The Rite Aid drug store chain announced that it is once again teaming with the American Heart Association (AHA) to promote AHA's "Go Red for Women" campaign. Rite Aid collects donations of one dollar or more from customers in exchange for little red paper dresses that contain detachable coupons for merchandise. Rite Aid issued a press release touting the campaign and their free "heart health guide" that contains advice on how to prevent heart disease. Absent from the promotion and the press release, and kept quiet by AHA, is the fact that Rite Aid contributes mightily to causing heart disease in women by selling cigarettes.
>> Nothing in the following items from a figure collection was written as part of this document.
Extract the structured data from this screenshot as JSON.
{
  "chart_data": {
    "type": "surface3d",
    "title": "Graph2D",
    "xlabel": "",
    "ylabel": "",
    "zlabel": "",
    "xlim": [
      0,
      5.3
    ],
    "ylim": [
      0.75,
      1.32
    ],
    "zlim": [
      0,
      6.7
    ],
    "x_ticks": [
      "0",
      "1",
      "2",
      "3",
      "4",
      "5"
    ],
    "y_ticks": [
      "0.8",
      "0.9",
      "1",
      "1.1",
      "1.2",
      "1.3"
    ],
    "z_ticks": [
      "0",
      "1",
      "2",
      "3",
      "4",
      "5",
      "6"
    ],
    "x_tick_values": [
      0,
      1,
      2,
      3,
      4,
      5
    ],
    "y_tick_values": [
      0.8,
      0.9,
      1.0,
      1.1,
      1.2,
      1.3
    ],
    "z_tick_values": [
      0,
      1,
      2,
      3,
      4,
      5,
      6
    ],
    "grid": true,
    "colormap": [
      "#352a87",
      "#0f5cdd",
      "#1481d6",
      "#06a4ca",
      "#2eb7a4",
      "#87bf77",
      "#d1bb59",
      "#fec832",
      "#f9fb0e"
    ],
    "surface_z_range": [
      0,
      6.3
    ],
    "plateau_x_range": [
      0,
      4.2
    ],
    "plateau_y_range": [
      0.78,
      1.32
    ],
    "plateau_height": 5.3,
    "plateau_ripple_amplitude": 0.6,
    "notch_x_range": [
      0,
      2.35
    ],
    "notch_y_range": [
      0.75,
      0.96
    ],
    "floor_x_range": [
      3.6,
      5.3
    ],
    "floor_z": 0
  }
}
Rite Aid not only knows cigarettes cause heart disease, but has taken steps to inoculate itself against legal claims arising from that fact. Drug store chains, like Rite Aid, Walgreens and others that sell cigarettes, sign indemnification agreements with tobacco companies to protect against lawsuits that could arise from knowing selling cigarettes, a product that, when used as intended, kills the user. Brown & Williamson, for example, signed an indemnification contract holding Rite Aid harmless against legal action against the chain due to damages, illness, or personal injury arising from selling cigarettes, and promising to pay for Rite Aid's defense in court if they should be sued for selling cigarettes.
So while Rite Aid puts on a public face of caring about women's health by partnering with AHA, what Rite Aid really cares about is not women's health, or anyone's health -- its their bottom line. The same goes for the American Heart Association, which keeps renewing its partnership with Rite Aid, a company that knowingly contributes to this country's burden of heart disease and cancer.